Open AccessGenetic landscape and novel disease mechanisms from a large LGMD cohort of 4656 patients
Author(s) -
Nallamilli Babi Ramesh Reddy,
Chakravorty Samya,
Kesari Akanchha,
Tanner Alice,
Ankala Arunkanth,
Schneider Thomas,
da Silva Cristina,
Beadling Randall,
Alexander John J.,
Askree Syed Hussain,
Whitt Zachary,
Bean Lora,
Collins Christin,
Khadilkar Satish,
Gaitonde Pradnya,
Dastur Rashna,
Wicklund Matthew,
Mozaffar Tahseen,
Harms Matthew,
Rufibach Laura,
Mittal Plavi,
Hegde Madhuri
Publication year - 2018
Publication title -
annals of clinical and translational neurology
Language(s) - English
Resource type - Journals
SCImago Journal Rank - 1.824
H-Index - 42
ISSN - 2328-9503
DOI - 10.1002/acn3.649
Subject(s) - medicine , disease , genetic testing , population , compound heterozygosity , genetic heterogeneity , genetic diagnosis , genetics , bioinformatics , gene , phenotype , pathology , biology , environmental health
Objective Limb‐girdle muscular dystrophies ( LGMD s), one of the most heterogeneous neuromuscular disorders ( NMD s), involves predominantly proximal‐muscle weakness with >30 genes associated with different subtypes. The clinical‐genetic overlap among subtypes and with other NMD s complicate disease‐subtype identification lengthening diagnostic process, increases overall costs hindering treatment/clinical‐trial recruitment.

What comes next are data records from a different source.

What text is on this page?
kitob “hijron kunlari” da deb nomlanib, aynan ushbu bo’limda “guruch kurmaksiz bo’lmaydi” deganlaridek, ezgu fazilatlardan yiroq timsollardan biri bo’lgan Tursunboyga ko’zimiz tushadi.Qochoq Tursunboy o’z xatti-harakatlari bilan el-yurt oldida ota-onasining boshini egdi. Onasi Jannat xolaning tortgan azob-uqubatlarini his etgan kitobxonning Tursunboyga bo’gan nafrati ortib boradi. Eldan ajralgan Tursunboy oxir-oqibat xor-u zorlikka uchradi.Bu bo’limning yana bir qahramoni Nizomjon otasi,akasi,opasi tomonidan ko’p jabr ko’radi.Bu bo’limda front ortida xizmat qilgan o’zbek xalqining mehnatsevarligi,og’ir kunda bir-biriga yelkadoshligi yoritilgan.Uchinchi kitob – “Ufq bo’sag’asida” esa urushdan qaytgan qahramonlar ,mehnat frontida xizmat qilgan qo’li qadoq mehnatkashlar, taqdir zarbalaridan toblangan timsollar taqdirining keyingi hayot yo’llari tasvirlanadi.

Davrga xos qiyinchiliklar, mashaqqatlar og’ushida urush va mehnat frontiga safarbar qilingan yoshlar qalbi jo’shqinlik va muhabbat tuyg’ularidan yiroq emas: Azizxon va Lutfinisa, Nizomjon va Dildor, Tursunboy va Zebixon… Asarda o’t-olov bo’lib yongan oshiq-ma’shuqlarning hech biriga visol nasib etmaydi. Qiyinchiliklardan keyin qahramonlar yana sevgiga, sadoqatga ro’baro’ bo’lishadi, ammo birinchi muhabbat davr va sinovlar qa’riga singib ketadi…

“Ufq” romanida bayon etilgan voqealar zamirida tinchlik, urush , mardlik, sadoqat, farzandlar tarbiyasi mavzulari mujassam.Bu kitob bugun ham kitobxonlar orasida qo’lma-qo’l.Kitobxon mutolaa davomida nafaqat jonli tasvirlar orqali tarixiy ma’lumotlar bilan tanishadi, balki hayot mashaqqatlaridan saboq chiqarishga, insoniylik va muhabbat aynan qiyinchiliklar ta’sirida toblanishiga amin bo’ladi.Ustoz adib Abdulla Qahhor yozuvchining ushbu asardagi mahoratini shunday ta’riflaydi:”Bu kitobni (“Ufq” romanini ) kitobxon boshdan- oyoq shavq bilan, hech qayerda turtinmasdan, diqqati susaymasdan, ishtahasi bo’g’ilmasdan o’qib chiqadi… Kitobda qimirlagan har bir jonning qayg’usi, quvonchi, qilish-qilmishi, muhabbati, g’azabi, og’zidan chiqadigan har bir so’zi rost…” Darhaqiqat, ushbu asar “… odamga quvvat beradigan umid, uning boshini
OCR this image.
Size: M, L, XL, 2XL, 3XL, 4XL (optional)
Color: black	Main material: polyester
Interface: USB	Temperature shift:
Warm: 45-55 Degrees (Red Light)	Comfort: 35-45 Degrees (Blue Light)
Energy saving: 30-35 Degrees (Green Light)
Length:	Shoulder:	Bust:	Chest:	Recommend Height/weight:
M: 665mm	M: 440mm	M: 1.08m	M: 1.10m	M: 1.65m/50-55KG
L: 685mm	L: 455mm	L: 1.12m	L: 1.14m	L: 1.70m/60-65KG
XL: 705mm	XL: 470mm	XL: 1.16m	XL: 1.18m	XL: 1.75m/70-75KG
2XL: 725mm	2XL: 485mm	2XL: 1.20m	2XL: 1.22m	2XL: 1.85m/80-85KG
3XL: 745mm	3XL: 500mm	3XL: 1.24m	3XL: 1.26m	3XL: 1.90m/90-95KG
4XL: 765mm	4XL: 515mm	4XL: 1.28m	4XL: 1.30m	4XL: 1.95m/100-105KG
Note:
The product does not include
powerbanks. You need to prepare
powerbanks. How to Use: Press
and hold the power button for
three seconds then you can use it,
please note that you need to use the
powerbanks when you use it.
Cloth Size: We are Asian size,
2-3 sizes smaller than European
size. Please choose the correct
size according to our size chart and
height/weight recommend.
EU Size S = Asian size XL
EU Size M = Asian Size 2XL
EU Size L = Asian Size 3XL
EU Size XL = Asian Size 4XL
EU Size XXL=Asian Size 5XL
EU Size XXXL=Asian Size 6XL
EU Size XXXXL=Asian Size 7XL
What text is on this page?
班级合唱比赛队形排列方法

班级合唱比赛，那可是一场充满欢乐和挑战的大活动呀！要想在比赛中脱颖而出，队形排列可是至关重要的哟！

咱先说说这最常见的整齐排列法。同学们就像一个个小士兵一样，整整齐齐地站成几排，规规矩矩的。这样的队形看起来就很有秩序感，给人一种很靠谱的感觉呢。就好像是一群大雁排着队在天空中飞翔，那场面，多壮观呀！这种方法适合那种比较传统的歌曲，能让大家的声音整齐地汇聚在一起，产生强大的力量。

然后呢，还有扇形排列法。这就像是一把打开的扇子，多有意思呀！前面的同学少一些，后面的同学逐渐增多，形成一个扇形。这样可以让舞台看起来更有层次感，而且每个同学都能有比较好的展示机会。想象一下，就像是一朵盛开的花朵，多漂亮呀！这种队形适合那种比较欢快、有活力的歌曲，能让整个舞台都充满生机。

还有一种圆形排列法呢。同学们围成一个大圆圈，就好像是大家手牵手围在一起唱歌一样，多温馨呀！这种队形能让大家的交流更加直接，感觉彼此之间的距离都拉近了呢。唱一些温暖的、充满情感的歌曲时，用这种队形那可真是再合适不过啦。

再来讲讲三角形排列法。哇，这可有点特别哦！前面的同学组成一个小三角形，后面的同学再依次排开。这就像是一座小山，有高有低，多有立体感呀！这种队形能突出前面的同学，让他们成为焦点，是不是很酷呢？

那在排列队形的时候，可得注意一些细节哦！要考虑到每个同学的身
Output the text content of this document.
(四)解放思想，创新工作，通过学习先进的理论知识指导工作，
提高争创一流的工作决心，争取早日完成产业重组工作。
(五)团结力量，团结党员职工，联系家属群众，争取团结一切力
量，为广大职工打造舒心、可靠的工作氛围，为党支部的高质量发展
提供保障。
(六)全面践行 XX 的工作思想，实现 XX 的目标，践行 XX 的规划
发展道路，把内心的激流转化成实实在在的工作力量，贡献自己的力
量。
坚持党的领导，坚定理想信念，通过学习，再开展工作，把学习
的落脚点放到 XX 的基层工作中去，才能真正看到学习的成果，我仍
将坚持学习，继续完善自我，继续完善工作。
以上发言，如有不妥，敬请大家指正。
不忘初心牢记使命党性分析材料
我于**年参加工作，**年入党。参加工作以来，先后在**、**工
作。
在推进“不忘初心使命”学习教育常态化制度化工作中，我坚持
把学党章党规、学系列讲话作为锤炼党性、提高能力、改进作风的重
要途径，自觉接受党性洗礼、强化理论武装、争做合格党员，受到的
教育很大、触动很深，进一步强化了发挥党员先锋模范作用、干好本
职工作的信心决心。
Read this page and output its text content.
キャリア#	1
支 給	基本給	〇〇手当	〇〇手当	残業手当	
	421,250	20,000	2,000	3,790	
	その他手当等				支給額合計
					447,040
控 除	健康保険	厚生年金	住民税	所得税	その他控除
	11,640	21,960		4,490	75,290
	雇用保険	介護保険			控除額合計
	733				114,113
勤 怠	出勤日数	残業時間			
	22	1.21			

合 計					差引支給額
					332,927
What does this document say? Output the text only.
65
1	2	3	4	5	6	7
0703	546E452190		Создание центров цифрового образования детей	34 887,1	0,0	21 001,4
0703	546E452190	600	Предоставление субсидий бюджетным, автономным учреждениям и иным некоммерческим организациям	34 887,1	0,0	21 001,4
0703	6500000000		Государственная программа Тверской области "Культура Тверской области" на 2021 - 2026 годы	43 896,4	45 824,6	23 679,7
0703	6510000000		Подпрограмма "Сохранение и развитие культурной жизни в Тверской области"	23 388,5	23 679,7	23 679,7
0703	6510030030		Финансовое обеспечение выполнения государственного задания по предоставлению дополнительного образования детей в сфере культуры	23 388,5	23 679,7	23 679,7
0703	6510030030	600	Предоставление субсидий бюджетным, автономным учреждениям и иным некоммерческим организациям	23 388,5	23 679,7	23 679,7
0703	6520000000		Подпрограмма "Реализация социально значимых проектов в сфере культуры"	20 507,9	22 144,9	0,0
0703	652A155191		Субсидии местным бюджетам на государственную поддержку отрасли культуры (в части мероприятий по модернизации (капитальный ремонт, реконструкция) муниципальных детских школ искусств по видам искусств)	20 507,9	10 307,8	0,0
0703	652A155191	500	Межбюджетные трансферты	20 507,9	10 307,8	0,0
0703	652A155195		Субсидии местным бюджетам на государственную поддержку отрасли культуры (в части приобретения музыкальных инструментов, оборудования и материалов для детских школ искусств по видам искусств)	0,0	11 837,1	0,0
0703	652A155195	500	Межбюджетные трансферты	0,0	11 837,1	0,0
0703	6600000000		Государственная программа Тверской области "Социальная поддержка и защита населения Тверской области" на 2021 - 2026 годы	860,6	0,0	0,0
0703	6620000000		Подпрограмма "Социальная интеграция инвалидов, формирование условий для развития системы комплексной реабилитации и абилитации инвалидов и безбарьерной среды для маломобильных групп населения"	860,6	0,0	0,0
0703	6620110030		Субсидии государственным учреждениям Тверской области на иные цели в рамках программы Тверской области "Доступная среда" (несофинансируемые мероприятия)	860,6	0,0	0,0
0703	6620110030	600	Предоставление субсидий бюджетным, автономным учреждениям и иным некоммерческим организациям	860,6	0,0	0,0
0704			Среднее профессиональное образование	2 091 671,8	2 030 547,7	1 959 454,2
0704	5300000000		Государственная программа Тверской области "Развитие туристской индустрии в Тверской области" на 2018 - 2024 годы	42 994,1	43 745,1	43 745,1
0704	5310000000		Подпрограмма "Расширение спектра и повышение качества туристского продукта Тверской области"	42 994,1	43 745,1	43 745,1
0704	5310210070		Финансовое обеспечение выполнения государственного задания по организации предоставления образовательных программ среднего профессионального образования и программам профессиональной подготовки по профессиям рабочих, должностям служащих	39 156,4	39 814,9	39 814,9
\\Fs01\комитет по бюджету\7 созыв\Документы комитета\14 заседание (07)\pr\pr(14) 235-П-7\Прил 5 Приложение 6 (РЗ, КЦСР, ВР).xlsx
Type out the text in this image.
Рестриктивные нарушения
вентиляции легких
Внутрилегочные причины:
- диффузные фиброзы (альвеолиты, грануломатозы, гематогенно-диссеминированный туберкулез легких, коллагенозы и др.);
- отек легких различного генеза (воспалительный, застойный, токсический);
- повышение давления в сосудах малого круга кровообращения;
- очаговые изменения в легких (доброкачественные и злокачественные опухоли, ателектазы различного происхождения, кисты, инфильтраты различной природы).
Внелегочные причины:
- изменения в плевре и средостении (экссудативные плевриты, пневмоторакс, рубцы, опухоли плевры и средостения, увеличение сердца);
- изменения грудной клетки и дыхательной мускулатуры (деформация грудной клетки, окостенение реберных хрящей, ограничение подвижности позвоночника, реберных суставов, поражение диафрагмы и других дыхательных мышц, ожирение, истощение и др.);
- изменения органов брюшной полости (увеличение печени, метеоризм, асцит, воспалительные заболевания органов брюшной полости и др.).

Currently seven LGMD clinical trials are active but still no gene‐therapy‐related treatment is available. Till‐date no nation‐wide large‐scale LGMD sequencing program was performed. Our objectives were to understand LGMD genetic basis, different subtypes’ relative prevalence across US and investigate underlying disease mechanisms. Methods A total of 4656 patients with clinically suspected‐ LGMD across US were recruited to conduct next‐generation sequencing ( NGS )‐based gene‐panel testing during June‐2015 to June‐2017 in CLIA ‐ CAP ‐certified Emory‐Genetics‐Laboratory. Thirty‐five LGMD ‐subtypes‐associated or LGMD ‐like other NMD ‐associated genes were investigated. Main outcomes were diagnostic yield, gene‐variant spectrum, and LGMD subtypes’ prevalence in a large US LGMD ‐suspected population. Results Molecular diagnosis was established in 27% (1259 cases; 95% CI , 26–29%) of the patients with major contributing genes to LGMD phenotypes being: CAPN 3 (17%), DYSF (16%), FKRP (9%) and ANO 5 (7%). We observed an increased prevalence of genetically confirmed late‐onset Pompe disease, DNAJB 6‐ associated LGMD subtype1E and CAPN 3 ‐associated autosomal‐dominant LGMD s. Interestingly, we identified a high prevalence of patients with pathogenic variants in more than one LGMD gene suggesting possible synergistic heterozygosity/digenic/multigenic contribution to disease presentation/progression that needs consideration as a part of diagnostic modality. Interpretation Overall, this study has improved our understanding of the relative prevalence of different LGMD subtypes, their respective genetic etiology, and the changing paradigm of their inheritance modes and novel mechanisms that will allow for improved timely treatment, management, and enrolment of molecularly diagnosed individuals in clinical trials.